Mesotherapy is a treatment in KBS that involves injecting chemicals into the skin’s middle layer (the mesoderm) using a series of very small needles. In 1952, French physician Michel Pistor pioneered the technique as a means of treating sports injuries and increasing blood flow.

Botanical extracts, vitamins, amino acids, minerals, hyaluronic acid, hormones, enzymes, and even pharmaceuticals. These are just some of the things that doctors inject during mesotherapy.

Depending on the ingredients used, these one-of-a-kind drinks can treat thinning hair, reduce the appearance of fine lines, tighten saggy skin, get rid of cellulite, and even eliminate that double chin.
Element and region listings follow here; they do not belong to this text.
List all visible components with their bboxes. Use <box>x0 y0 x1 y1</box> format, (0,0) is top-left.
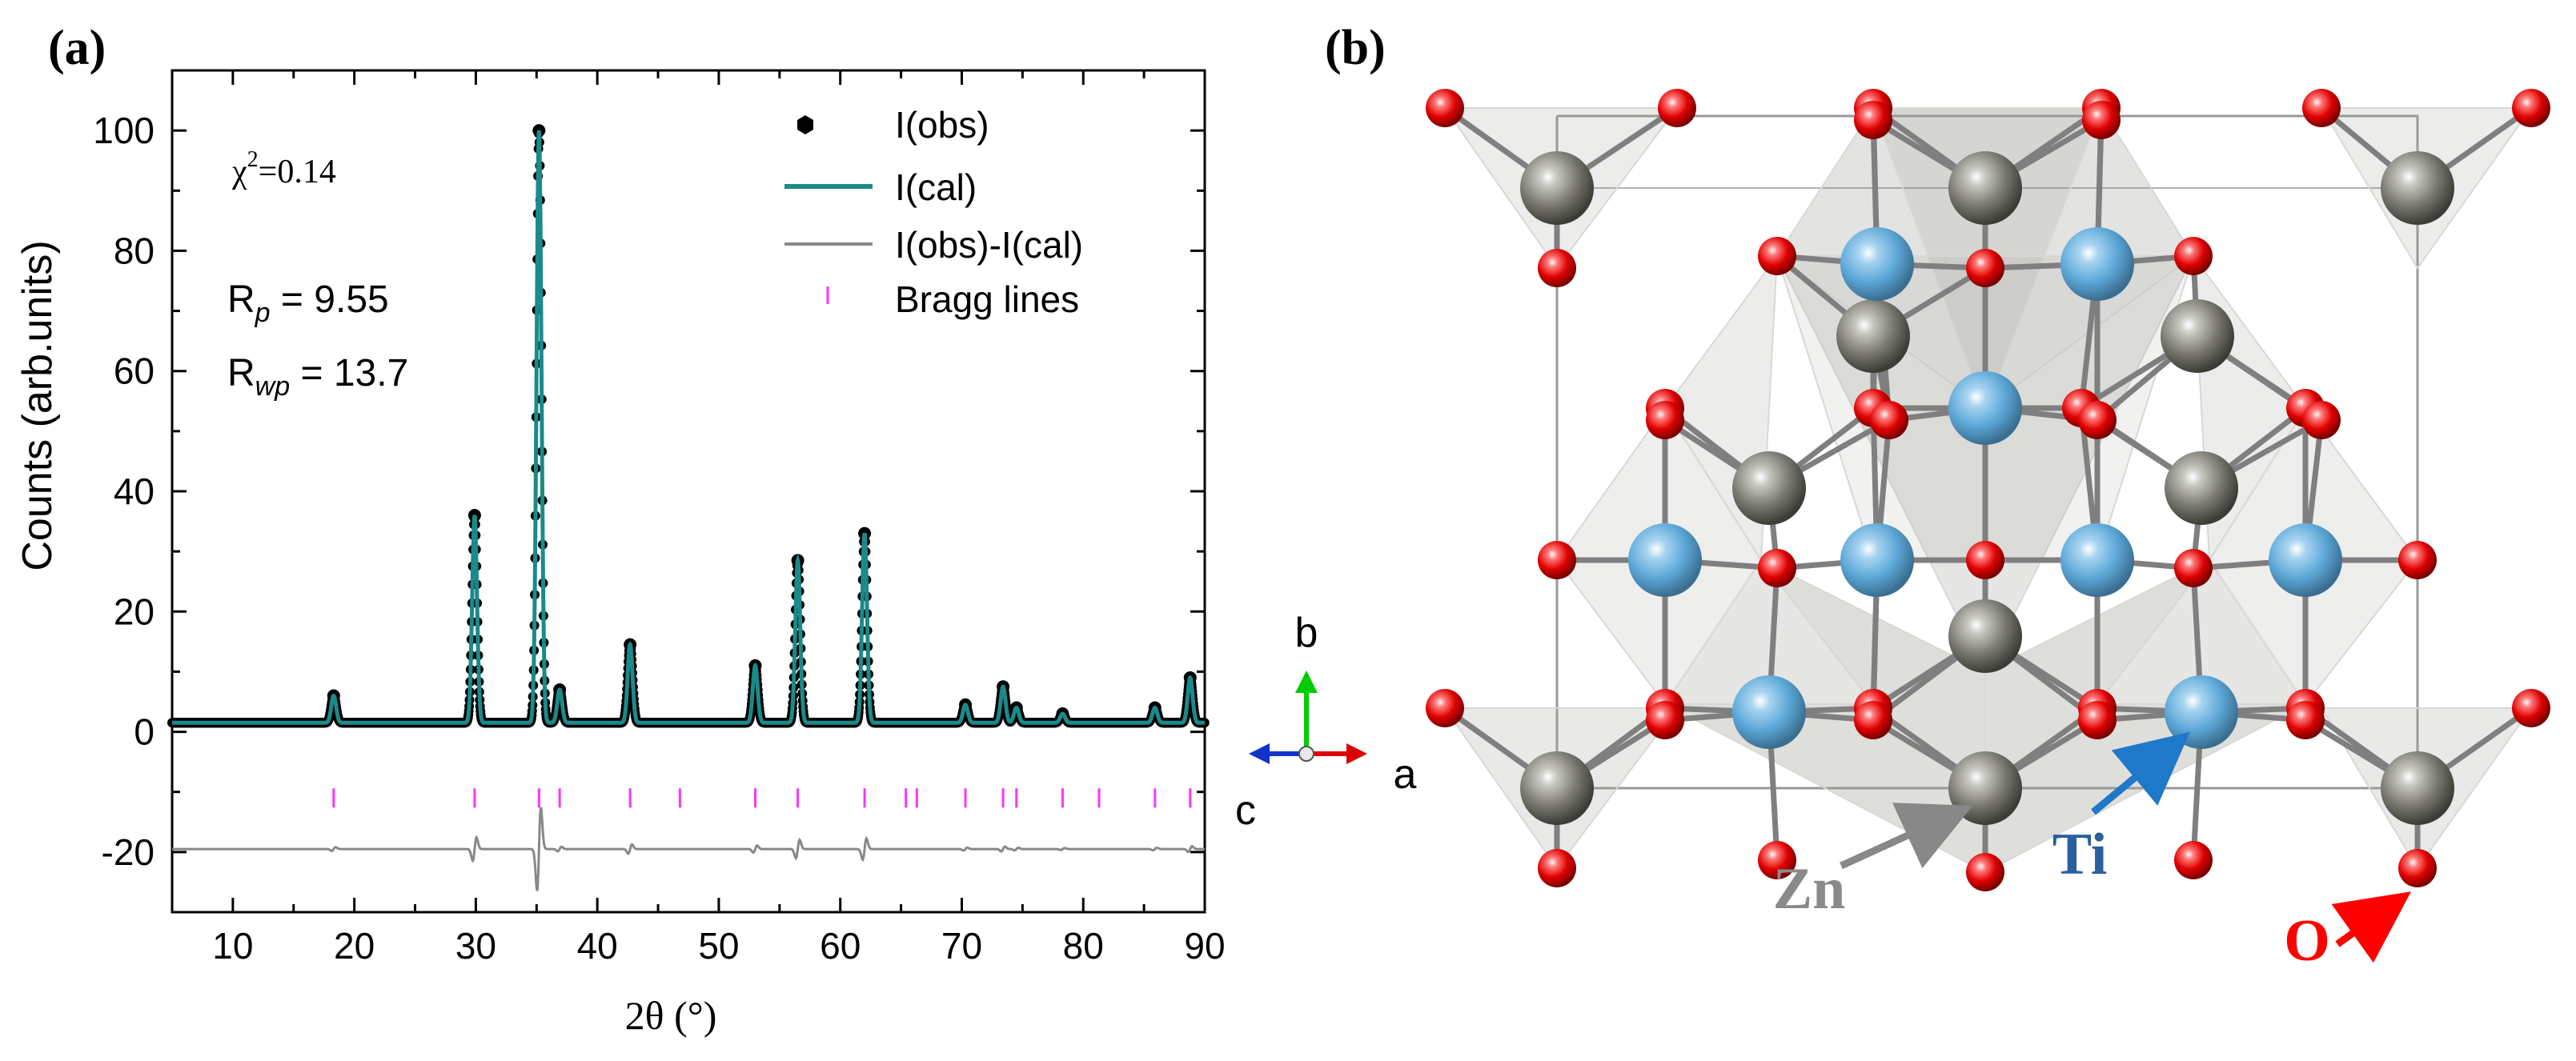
o-atom <box>2286 701 2325 739</box>
b-axis-arrowhead <box>1295 671 1318 693</box>
legend-bragg-label: Bragg lines <box>895 278 1079 320</box>
x-tick-label: 10 <box>212 925 253 967</box>
y-tick-label: 80 <box>114 230 154 271</box>
panel-a-label: (a) <box>48 21 106 75</box>
difference-series <box>172 807 1205 891</box>
zn-atom <box>1836 299 1910 373</box>
o-atom <box>1646 701 1684 739</box>
zn-atom <box>2381 751 2454 825</box>
y-tick-label: 20 <box>114 591 154 632</box>
panel-b: (b) Zn Ti O <box>1325 21 2550 974</box>
o-arrow <box>2331 891 2411 963</box>
ti-label: Ti <box>2052 822 2108 887</box>
a-axis-label: a <box>1394 751 1417 798</box>
o-atom <box>2174 237 2213 275</box>
y-tick-label: -20 <box>102 831 154 873</box>
x-tick-label: 20 <box>334 925 375 967</box>
o-atom <box>2512 689 2550 727</box>
o-atom <box>1538 249 1576 287</box>
o-atom <box>2174 549 2213 587</box>
o-atom <box>2302 89 2341 127</box>
ti-atom <box>1628 523 1702 597</box>
zn-atom <box>1732 451 1806 525</box>
o-atom <box>1870 401 1908 439</box>
ti-atom <box>2060 227 2134 301</box>
ti-atom <box>2165 675 2238 749</box>
o-atom <box>2078 701 2117 739</box>
rp-label: Rp = 9.55 <box>227 278 389 328</box>
ti-atom <box>1948 371 2022 445</box>
zn-atom <box>1948 151 2022 225</box>
o-atom <box>2398 541 2437 579</box>
o-atom <box>1646 401 1684 439</box>
o-atom <box>1966 853 2004 891</box>
c-axis-arrowhead <box>1249 743 1270 764</box>
x-tick-label: 60 <box>820 925 861 967</box>
orientation-axes: b a c <box>1235 610 1417 834</box>
zn-label: Zn <box>1773 856 1846 922</box>
o-atom <box>1966 249 2004 287</box>
legend: I(obs) I(cal) I(obs)-I(cal) Bragg lines <box>784 104 1083 320</box>
zn-atom <box>2161 299 2234 373</box>
x-tick-label: 40 <box>577 925 618 967</box>
o-atom <box>1426 689 1464 727</box>
o-atom <box>1758 237 1796 275</box>
o-atom <box>2398 849 2437 887</box>
x-axis-label: 2θ (°) <box>625 993 717 1038</box>
y-tick-label: 100 <box>93 110 154 151</box>
ti-atom <box>2269 523 2342 597</box>
o-atom <box>1966 541 2004 579</box>
a-axis-arrowhead <box>1346 743 1367 764</box>
o-atom <box>2078 401 2117 439</box>
legend-obs-marker <box>797 115 813 134</box>
zn-atom <box>2381 151 2454 225</box>
o-label: O <box>2284 908 2330 974</box>
ti-atom <box>1840 523 1914 597</box>
legend-cal-label: I(cal) <box>895 166 977 208</box>
legend-obs-label: I(obs) <box>895 104 989 146</box>
calculated-series <box>172 130 1205 725</box>
o-atom <box>2512 89 2550 127</box>
b-axis-label: b <box>1295 610 1318 656</box>
o-atom <box>1538 541 1576 579</box>
o-atom <box>1426 89 1464 127</box>
y-tick-label: 60 <box>114 350 154 392</box>
x-tick-label: 30 <box>455 925 496 967</box>
zn-atom <box>2165 451 2238 525</box>
c-axis-label: c <box>1235 787 1256 834</box>
o-atom <box>2174 841 2213 879</box>
panel-a: (a) 10 20 30 40 50 60 70 80 90 -20 0 20 40 60 80 100 2θ… <box>14 21 1226 1038</box>
y-tick-label: 40 <box>114 470 154 512</box>
ti-atom <box>2060 523 2134 597</box>
legend-diff-label: I(obs)-I(cal) <box>895 224 1083 266</box>
chi-squared-label: χ2=0.14 <box>231 147 336 190</box>
panel-b-label: (b) <box>1325 21 1386 75</box>
o-atom <box>1854 101 1892 139</box>
ti-atom <box>1840 227 1914 301</box>
zn-atom <box>1948 599 2022 673</box>
crystal-structure <box>1426 89 2550 891</box>
y-axis-label: Counts (arb.units) <box>14 240 61 571</box>
observed-series <box>167 126 1210 728</box>
zn-atom <box>1520 151 1594 225</box>
o-atom <box>2302 401 2341 439</box>
o-atom <box>1538 849 1576 887</box>
x-tick-label: 80 <box>1063 925 1104 967</box>
plot-frame <box>171 69 1206 914</box>
x-tick-label: 70 <box>941 925 982 967</box>
rwp-label: Rwp = 13.7 <box>227 352 408 402</box>
zn-atom <box>1520 751 1594 825</box>
o-atom <box>1758 549 1796 587</box>
x-tick-label: 50 <box>698 925 739 967</box>
o-atom <box>1658 89 1696 127</box>
ti-atom <box>1732 675 1806 749</box>
y-tick-label: 0 <box>134 711 154 753</box>
x-tick-label: 90 <box>1184 925 1225 967</box>
plot-area: 10 20 30 40 50 60 70 80 90 -20 0 20 40 60 80 100 <box>93 69 1226 967</box>
zn-atom <box>1948 751 2022 825</box>
o-atom <box>1854 701 1892 739</box>
axes-origin <box>1298 746 1314 762</box>
o-atom <box>2082 101 2121 139</box>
What’s good and bad about KBS mesotherapy?


  • It’s an in-office procedure that only helps a little.
  • General anesthesia is not necessary for the patients.
  • It takes less time to recover from more invasive procedures like liposuction.
  • There’s no need to wear compression garments after surgery.
  • The treatment in KBS doesn’t leave scars because there are no cuts.
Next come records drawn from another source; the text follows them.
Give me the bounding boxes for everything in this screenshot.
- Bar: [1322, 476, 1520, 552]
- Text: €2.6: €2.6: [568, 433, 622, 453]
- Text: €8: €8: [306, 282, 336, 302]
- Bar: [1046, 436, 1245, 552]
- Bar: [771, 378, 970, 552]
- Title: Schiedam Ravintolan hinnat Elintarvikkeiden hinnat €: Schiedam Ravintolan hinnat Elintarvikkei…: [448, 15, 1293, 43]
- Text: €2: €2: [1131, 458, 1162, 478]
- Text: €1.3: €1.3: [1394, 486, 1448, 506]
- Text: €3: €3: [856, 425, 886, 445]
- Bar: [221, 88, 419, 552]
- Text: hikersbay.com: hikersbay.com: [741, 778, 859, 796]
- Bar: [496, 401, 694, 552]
The FDA has not approved the procedure, and the agency has sent out several warning letters about safety concerns (read more below).

  • Since there is no universally accepted method or treatment, the success rate varies widely based on the practitioner’s personal recipe and approach.
  • Reliable studies show that mesotherapy doesn’t work to shape the body or make the skin look younger.
  • Some doctors may suggest as many as ten mesotherapy sessions, which can get costly.
  • The swelling can last up to a week, and some people have had more serious problems, like scarring, that won’t go away.

Here are some of the mesotherapy products in KBS which could help tighten and remove facial fats.

KBS: How safe is mesotherapy?

In 2010, the FDA sent warning letters to six U.S. companies and one company in Brazil. The texts questioned the safety and effectiveness of Lipodissolve, a treatment for fat loss that is almost always used in place of mesotherapy.

The Food and Drug Administration reports that some patients experienced painful knots under their skin, inflammation, and scarring.

Other rare but serious risks and side effects include infection and local necrosis (tissue death.) This may be caused by injecting the drug into the skin instead of the fat.